Gericht: Schleswig-Holsteinisches Oberverwaltungsgericht
Beschluss verkündet am 31.08.2006
Aktenzeichen: 1 MB 25/06
Rechtsgebiete: BauGB, LBO SH, VwGO


Vorschriften:

BauGB § 15 Abs. 1
BauGB § 22 Abs. 2 S. 1
LBO SH § 74
VwGO § 123 Abs. 1
1. Gegen Vorhaben, die dem Genehmigungsfreistellungsverfahren (§ 74 LBO) unterfallen, kann ein baubehördliches Einschreiten nur beansprucht werden, wenn sie nachbarschützende Rechte betreffen und verletzen.

2. Auch eine "volle" Ausnutzung der Vorgaben des Bebauungsplans begründet keine Rücksichtslosigkeit; aus § 15 Abs. 1 BauNVO kann keine den Plan ergänzende Restriktion des zulässigen Maßes der baulichen Nutzung abgeleitet werden

3. Die Festsetzung einer offenen Bauweise im Bebauungsplan vermittelt dem unmittelbar angrenzenden Grundstückseigentümer - und nur diesem - Nachbarschutz.

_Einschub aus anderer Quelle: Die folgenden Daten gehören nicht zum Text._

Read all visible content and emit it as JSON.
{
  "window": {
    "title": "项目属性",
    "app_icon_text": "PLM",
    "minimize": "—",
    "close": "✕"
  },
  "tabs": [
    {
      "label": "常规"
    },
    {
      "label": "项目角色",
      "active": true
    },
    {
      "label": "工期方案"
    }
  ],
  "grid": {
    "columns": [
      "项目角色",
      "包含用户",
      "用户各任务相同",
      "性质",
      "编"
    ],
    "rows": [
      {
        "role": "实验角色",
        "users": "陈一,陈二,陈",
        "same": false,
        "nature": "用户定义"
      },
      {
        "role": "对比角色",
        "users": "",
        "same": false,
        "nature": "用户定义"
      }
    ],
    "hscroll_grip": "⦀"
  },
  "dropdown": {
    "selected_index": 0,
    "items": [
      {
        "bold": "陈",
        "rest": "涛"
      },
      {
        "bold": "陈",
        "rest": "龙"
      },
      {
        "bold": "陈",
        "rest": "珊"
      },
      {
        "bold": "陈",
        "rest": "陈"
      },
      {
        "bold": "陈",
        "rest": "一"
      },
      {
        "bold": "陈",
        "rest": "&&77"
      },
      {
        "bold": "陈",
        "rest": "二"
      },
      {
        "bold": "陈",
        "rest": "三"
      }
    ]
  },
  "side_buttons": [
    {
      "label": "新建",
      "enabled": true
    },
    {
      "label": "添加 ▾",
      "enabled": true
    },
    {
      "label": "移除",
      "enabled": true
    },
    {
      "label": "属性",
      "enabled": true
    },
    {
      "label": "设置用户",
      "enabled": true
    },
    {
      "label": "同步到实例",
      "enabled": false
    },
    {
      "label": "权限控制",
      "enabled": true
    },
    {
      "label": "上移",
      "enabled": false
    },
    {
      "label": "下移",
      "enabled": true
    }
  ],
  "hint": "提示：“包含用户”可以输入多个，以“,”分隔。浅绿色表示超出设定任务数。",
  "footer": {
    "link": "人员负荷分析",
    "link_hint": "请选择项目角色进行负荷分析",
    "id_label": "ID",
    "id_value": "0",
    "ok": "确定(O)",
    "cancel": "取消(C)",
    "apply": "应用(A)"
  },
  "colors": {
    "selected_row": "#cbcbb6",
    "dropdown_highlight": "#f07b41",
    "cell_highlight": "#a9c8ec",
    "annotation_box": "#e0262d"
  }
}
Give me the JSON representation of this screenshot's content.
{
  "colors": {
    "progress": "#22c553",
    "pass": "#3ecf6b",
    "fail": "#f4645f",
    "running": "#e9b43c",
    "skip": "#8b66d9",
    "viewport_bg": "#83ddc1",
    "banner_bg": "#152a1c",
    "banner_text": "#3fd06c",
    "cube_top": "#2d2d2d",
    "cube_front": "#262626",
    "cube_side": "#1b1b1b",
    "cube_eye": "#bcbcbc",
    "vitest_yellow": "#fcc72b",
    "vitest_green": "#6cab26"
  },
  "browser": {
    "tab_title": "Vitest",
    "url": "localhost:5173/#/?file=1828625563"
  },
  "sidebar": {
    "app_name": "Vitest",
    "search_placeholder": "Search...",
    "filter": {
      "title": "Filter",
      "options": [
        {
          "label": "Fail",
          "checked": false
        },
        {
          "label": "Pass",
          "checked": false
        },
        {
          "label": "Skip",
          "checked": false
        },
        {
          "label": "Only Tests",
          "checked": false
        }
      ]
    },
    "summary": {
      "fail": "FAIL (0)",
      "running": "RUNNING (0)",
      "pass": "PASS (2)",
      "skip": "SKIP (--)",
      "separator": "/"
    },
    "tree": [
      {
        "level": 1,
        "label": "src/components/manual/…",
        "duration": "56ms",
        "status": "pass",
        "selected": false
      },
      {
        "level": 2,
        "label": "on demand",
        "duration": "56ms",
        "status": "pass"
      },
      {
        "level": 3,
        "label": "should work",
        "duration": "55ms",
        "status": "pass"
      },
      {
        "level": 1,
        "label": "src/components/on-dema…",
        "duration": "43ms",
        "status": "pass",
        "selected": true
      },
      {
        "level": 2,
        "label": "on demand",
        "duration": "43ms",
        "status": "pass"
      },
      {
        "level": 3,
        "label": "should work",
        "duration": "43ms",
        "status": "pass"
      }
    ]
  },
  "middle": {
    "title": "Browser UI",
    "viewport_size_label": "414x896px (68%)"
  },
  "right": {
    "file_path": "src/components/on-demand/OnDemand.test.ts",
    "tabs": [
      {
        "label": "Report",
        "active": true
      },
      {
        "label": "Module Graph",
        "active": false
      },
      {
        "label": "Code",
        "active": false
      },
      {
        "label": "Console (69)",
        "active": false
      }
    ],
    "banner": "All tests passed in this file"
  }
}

Gleiches gilt für die Festsetzung der Hausform "Doppelhaus". Darüber hinaus kommt den genannten Festsetzungen keine nachbarschützende Wirkung zu. Mit der Planungsvorgabe "Doppelhaus" wird das Straßen- und Ortsbild planerisch gestaltet; dies betrifft ausschließlich öffentliche, nicht aber (bestimmte) nachbarliche Interessen.

4. Unabhängig davon, unter welchen Voraussetzungen ein Doppelhaus i. S. d. § 22 Abs. 2 BauNVO anzunehmen ist, wird die Situation in der Nachbarschaft in weitem Umfang bereits durch die planungsrechtlichen Vorgaben zum Maß der Nutzung und zur Zahl der zulässigen Wohneinheiten geprägt. Aus nachbarlicher Sicht wird es kaum einen Unterschied darstellen, ob zwei Wohneinheiten in einem Doppelhaus "übereinander" oder "nebeneinander" angeordnet sind.


SCHLESWIG-HOLSTEINISCHES OBERVERWALTUNGSGERICHT BESCHLUSS

Az.: 1 MB 25/06

In der Verwaltungsrechtssache

Streitgegenstand: Bauordnungsverfügung - Stilllegungsverfügung (...-Straße) - Anordnung nach § 123 Abs. 1 VwGO -

hat der 1. Senat des Schleswig-Holsteinischen Oberverwaltungsgerichts in Schleswig am 31. August 2006 beschlossen:

Tenor:

Die Beschwerde gegen den Beschluss des Schleswig-Holsteinischen Verwaltungsgerichts - 8. Kammer - vom 27. Juli 2006 wird zurückgewiesen.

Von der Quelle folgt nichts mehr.